After compulsory military service he returned to Illinois where he pursued a DMA in composition studying with Ben Johnston, Herbert Brun and Salvatore Martirano. An active composer, performer and educator, he has created numerous graphic scores and interactive performance installations, which have been exhibited and performed throughout the US, Europe, Australia and Asia at venues such as Documenta IX (Germany), New Music America (Minneapolis, Houston, Hartford), Dance Theater Workshop (New York City) and the Xi An Conservatory of Music (China). Since 1995 he has emphasized live electronics performance utilizing collaboration, improvisation and invented notational systems.  Since 1982 he has taught at Metropolitan State University in St. Paul, as an associate professor of music and intermedia art and producer of the Strange Attractors Festivals of Experimental Intermedia Art. 

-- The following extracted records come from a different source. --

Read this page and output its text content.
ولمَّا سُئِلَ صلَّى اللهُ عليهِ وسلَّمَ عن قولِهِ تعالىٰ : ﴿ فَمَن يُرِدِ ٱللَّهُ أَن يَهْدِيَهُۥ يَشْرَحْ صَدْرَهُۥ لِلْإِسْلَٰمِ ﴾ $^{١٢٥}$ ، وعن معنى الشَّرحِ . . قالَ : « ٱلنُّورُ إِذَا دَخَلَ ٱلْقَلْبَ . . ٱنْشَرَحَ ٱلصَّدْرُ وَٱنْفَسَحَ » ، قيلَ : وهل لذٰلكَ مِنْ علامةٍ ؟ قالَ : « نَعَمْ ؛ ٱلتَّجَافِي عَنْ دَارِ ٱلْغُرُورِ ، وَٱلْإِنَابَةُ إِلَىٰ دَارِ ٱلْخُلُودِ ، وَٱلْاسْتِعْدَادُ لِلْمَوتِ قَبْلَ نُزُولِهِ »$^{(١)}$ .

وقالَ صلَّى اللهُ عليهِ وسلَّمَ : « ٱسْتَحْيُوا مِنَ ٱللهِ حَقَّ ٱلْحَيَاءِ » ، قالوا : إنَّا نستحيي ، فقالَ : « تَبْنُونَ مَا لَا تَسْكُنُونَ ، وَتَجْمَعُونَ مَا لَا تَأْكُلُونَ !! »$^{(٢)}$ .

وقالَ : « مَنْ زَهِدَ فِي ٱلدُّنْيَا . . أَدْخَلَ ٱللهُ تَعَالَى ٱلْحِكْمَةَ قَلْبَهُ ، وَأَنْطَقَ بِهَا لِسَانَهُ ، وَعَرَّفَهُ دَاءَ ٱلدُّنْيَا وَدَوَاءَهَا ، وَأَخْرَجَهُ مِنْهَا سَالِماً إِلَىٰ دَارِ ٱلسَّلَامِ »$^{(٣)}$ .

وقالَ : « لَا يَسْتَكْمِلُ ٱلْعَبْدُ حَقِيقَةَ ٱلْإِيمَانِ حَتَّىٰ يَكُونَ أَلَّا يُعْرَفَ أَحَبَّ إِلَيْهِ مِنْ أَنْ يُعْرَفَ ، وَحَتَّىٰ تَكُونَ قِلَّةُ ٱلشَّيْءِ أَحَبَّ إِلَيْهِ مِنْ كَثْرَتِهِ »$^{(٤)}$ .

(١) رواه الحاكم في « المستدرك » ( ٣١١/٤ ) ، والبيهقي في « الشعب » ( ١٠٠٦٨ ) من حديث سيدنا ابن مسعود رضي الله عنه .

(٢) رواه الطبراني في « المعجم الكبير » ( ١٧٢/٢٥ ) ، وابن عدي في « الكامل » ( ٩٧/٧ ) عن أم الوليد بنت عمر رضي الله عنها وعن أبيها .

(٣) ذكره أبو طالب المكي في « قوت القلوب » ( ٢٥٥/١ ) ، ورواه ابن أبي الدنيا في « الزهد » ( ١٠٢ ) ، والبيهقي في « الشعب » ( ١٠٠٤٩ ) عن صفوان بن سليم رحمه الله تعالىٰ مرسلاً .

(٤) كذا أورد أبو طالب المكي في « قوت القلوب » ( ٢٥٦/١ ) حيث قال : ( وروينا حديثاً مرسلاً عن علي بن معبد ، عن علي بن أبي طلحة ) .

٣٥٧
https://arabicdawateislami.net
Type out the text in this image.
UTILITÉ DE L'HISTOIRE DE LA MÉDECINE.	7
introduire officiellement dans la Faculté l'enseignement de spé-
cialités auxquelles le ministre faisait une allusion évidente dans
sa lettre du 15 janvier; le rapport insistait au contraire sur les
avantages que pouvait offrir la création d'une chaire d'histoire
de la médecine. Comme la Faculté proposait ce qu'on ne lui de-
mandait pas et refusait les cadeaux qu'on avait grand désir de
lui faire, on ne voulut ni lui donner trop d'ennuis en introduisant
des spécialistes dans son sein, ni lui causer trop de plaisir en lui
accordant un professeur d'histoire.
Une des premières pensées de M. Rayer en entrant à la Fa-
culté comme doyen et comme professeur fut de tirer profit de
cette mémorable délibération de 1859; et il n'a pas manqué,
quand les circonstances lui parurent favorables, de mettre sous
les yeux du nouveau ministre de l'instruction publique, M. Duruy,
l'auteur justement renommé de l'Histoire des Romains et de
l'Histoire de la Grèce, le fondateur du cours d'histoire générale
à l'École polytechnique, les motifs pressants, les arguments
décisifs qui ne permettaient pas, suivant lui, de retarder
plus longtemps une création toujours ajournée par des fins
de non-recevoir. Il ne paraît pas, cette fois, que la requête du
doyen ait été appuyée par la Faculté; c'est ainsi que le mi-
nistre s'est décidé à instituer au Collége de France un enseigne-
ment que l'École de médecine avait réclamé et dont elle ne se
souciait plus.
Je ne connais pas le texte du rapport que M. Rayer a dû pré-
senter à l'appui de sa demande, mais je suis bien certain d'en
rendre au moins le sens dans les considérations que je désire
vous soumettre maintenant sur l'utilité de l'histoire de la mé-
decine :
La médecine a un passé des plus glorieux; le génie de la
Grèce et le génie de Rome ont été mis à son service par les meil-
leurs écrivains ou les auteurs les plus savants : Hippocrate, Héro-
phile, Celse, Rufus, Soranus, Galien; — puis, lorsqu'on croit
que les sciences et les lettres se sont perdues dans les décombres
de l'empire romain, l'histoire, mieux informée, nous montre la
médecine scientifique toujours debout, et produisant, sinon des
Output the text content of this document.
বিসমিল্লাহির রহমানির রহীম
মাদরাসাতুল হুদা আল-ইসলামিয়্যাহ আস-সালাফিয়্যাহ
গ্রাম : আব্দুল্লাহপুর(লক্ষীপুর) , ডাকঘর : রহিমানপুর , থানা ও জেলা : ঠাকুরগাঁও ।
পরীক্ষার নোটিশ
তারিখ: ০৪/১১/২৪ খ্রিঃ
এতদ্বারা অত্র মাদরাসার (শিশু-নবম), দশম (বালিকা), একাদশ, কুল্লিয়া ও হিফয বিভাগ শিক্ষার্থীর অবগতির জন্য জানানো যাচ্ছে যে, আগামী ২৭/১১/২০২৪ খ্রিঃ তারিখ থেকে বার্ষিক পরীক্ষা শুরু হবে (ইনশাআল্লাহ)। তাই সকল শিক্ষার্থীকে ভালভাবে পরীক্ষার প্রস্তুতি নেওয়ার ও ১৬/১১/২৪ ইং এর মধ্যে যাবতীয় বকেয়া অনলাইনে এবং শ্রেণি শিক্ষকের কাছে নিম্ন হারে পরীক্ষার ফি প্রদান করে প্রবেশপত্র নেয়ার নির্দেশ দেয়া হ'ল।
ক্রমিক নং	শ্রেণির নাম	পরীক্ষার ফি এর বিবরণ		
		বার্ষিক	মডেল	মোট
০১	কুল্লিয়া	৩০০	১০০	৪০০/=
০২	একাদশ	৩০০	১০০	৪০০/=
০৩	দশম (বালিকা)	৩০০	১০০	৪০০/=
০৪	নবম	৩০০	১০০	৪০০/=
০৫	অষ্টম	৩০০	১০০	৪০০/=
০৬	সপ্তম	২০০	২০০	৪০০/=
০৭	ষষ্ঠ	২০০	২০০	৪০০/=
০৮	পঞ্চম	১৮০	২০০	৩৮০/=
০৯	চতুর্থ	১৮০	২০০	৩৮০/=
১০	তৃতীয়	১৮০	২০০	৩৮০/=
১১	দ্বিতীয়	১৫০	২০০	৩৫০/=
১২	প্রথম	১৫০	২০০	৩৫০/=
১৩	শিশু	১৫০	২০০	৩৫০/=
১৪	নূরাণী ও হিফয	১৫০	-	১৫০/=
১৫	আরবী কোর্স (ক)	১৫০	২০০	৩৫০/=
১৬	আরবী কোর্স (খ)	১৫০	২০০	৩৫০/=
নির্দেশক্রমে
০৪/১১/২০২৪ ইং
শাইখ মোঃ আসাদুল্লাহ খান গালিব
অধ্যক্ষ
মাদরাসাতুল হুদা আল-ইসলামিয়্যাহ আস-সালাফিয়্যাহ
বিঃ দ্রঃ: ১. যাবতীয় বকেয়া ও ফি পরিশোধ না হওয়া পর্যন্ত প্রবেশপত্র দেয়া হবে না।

Steve Goldstein Steve Goldstein has performed professionally throughout the U.S., Canada and the Caribbean. His performance experience covers a wide range of musical genres, includes experimental, jazz and funk.  He has performed and recorded with artists such as Hamid Drake, Douglas Ewart, Joseph Jarman, Nirmala Rajsekar, Jan Gilbert, David Means, Gary Schulte, Marcus Wise, Jocelyn Gorham, Mixashawn and Carol Kaye.  Goldstein received thorough grounding in Western music at the University of Miami’s critically acclaimed Studio and Jazz program. After relocating to Minneapolis, Goldstein began extensive studies in the application and theory of South Indian rhythmic structures with world-renowned ghatam (tuned clay pot percussion instrument) master Sri T.H. Subash Chandran.






    Sunday October 9  
   

Jerome Cooper & William Parker - INSTRUMENTS OF COLOR /AUTUMN CEREMONIES Jerome Cooper - cherimia, balaphon, keyboards; William Parker - double reeds, doson ngoni, bass shakuhachi

Jerome Cooper's fruitful musical legacy with the Revolutionary Ensemble and stints with Anthony Braxton, Cecil Taylor and others reads like a who's who in cutting-edge jazz. Nowadays Cooper's polyrhythmic drumming and multitasking persona are prime factors in his mesmerizing solos. Wonderful combinations of Indonesian gamelan, West African timbres, jazz kit and garage band electronics surprise and merge in a satisfying post-everything style.

William Parker As Steve Greenlee of the Boston Globe stated in July 2002, “William Parker has emerged as the most important leader of the current avant-garde scene in jazz.” He works with many of the more important groups in this genre, some of the most prestigious being his own, including The Curtis Mayfield Project, Little Huey Creative Orchestra, In Order to Survive, and William Parker’s Quartet. In 1995 the Village Voice characterized William Parker as "the most consistently brilliant free jazz bassist of all time." He has performed with Ed Blackwell, Don Cherry, Bill Dixon, Milford Graves, Billy Higgins, and Sunny Murray, among others. In 1980 he became a member of the Cecil Taylor Unit, in which he played a prominent role for over a decade. Parker has released over 20 albums, most of them hitting #1 on the CMJ charts.